For the first direct reclosing method, which is marked as DR1, the proposed C-DCCB successively closes S ₁, S ₂ and FD. For the second direct reclosing method, which uses the pre-activation ability and is marked as DR2, the proposed C-DCCB successively closes S ₁—S ₂ and turns on T ₁—T ₂, and then the system current is commutated into the MC by closing FD and turning on LCS. Compared with the DR1, the DR2 effectively reduces the interruption time during the permanent fault because the process of commutating the fault current from MC into MB is avoided. The proposed adaptive reclosing strategy is marked as AR.

We set a permanent metallic fault at the head of Line 4. For DR1 and DR2, we assume that the fault detection time is only 0.2 ms. As shown in Figure 12, compared with DR1, DR2 reduces the maximum value of i _dc from 9.73 to 2.11 kA because DR2 has a much shorter interruption time. For the proposed adaptive reclosing strategy, the maximum absolute value of i _dc is only 1.22 kA. Therefore, compared with direct reclosing strategies, the proposed adaptive reclosing strategy effectively limits the fault current during the permanent fault.

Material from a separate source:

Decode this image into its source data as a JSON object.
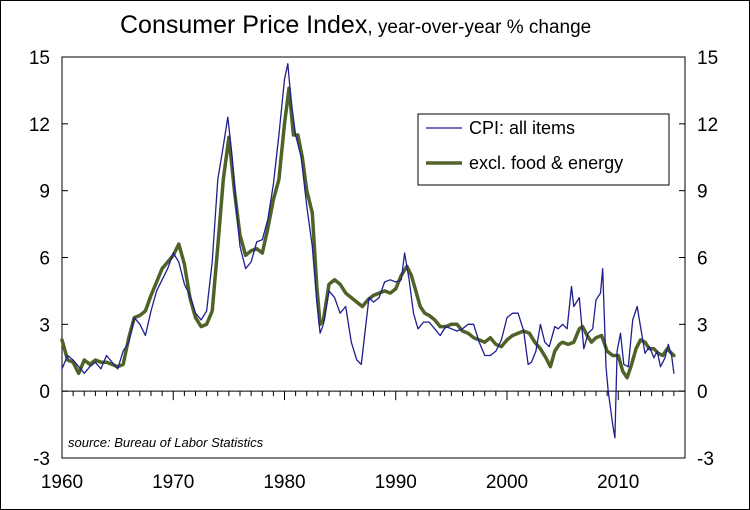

We set a transient fault at Line 4, and B₁ recloses using different reclosing strategies. The simulation results are shown in Figure 13. For DR1 and DR2, the HVDC grid directly charges the positive pole of Line 4, causing oscillations in the Bus1 voltage u _bus1, and DR1 and DR2 almost have the same waveforms of u _bus1. For the adaptive reclosing strategy, the HVDC grid charges the positive pole of Line 4 and the internal capacitor of C-DCCB through the resistor R ₂ at 301.6 ms; thus, u _bus1 drops to 168 kV and then quickly returns to the normal value without significant oscillations. Compared with direct reclosing strategies, the adaptive reclosing strategy effectively reduces the voltage oscillations in HVDC grids.